Естественно, местный контингент отпугивал большую часть других посетителей. А жрецы Единого со своими проповедями распугали и постоянную клиентуру. И не-Карпре это бесило. Сегодня в зале сидело едва полдюжины гостей, один из которых вовсе не могильщик, двое были перекупщиками, а из оставшейся троицы лишь один мог пойти на дело. Мог бы, если бы не был пьян до того состояния, когда не можешь контролировать собственные кишки.

— Что же, Шамке, — громко проговорил тот, кого когда-то звали Карпре, — здесь не найдётся даже завалящего могильщика на хорошее дело с хорошим хабаром?

Шамке буквально подлетел к нему, вцепившись в плечо, прошипел на самое ухо.

— Не знаю, что ты затеял, Карпре, но отныне даже здесь не говорят о могильщиках вслух. Понял меня?

— Да он же спит, — отмахнулся не-Карпре. — Вон, глянь.

Парень с грубоватым лицом, которое уродовал шрам, тянущийся от левого уголка рта к подбородку, как будто действительно спал.

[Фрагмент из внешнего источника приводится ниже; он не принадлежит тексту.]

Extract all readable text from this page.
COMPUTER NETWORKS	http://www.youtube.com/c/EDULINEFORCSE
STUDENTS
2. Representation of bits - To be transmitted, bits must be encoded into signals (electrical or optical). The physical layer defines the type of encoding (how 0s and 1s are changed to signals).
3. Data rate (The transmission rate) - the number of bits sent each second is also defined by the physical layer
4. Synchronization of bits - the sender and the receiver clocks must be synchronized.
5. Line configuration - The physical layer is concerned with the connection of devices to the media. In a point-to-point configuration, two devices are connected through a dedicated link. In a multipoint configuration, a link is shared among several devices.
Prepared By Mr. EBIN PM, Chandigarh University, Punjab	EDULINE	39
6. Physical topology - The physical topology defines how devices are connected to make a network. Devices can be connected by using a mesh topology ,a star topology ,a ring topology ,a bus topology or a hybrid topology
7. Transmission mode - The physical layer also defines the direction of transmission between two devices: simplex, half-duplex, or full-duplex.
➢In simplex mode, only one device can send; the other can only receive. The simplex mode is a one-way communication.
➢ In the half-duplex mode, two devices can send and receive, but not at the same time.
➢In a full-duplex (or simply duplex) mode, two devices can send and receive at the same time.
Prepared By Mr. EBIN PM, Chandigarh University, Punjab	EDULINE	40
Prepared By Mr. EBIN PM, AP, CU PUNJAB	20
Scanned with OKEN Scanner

— Насрать мне. Завали ебальник, Карпре, или я выну из тебя душу со всем говном, что в тебе есть, а его в тебе много. — Шамке тяжело перевёл дыхание и сел напротив. — Или хотя бы говори тише. Что за хорошее дело?

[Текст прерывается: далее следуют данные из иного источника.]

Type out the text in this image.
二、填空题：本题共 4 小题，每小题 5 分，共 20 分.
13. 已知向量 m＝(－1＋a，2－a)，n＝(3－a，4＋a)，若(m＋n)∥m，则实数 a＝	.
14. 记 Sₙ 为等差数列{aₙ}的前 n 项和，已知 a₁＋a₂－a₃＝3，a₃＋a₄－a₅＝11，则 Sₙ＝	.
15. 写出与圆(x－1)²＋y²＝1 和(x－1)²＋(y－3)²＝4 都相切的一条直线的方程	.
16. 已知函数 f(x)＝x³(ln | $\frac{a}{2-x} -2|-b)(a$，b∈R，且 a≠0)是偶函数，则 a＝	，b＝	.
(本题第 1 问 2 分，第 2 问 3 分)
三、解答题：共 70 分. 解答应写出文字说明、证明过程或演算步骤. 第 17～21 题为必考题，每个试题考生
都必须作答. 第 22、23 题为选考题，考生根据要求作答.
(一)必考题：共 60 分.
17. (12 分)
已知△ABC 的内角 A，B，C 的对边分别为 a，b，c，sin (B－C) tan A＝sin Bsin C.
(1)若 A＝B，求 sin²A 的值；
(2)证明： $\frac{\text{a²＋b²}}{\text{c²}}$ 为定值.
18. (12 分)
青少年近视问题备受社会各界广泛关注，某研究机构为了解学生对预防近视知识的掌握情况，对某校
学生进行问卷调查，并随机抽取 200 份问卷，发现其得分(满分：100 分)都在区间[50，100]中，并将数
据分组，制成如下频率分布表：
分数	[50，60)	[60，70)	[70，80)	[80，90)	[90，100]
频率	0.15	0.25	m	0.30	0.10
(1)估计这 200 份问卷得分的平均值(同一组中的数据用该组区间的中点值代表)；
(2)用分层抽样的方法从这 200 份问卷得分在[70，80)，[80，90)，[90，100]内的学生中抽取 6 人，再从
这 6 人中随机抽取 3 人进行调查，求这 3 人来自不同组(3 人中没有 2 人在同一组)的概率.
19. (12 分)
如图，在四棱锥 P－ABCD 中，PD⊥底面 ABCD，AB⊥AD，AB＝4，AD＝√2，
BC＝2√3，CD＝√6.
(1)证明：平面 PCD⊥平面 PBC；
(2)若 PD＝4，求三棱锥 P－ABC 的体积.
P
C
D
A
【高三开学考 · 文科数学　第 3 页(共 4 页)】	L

Тот, кто когда-то был Карпре, ухмыльнулся, склонился к столу и заговорил так, чтобы было слышно только хозяину «Чёрной ивы»:

— Отличное дело, Шамке. Вот только для него нужны хорошие опытные ребята.

— Что за дело? — повторил Шамке, сверля не-Карпре взглядом. Дыра на месте левого глаза, казалось бы, делала это взгляд ещё более пристальным.

— Сердце Озера.

Хозяин «Чёрной ивы» фыркнул, а потом и вовсе расхохотался.

— Да ты сбрендил, — сказал он, отсмеявшись.

— Нет. Вовсе нет. Это вполне возможно.

— Да хер там. Возможно, скажешь же. Ни один идиот не пойдёт с тобой туда.

Не-Карпре таинственно улыбнулся и выпрямился. Повязка на его груди съехала, причинив сильную боль. От этого улыбка вышла не настолько победной, насколько ему хотелось.

— Вот-вот, — невесело хмыкнул Шамке, — у тебя крыша поехала уже. Тебе нужны деньги на лечение, много денег, вот ты и собрался лезть в самую жопу. Либо сорвёшь куш, либо сдохнешь быстро. Я прав? Заткнись, знаю, что прав. Ты, ублюдок, стоящий одной ногой в могиле… Боги! Да ты уже обеими ногами в могиле, уже даже прилёг в неё, закрыл глаза и сложил ручки на груди, осталось только закопать. Так вот, ты, Карпре, можешь идти, куда хочешь, и сдохнуть, я даже плакать не буду, но никого из парней я на это дело сватать не собираюсь. Понял меня?

— Всё возможно, — сказал не-Карпре. — Я тут встретил могильщика, который сходил в Имп и вернулся живым. Причём, он именно сходил в Имп, а не сбежал, обосрав штаны, не сунувшись за стену.

— А я встретил свою мёртвую бабулю, и она, как в старые времена, всыпала мне по жопе коромыслом, — фыркнул хозяин “Чёрной ивы”. — Вот только было это во сне. Тебе тот могильщик не приснился, а? Или это был просто редкостный пиздобол. Не думал я, что ты на такую брехню повёлся бы, ан нет, даже хитровыебаный Карпре может развесить уши и верить во всякое дерьмо.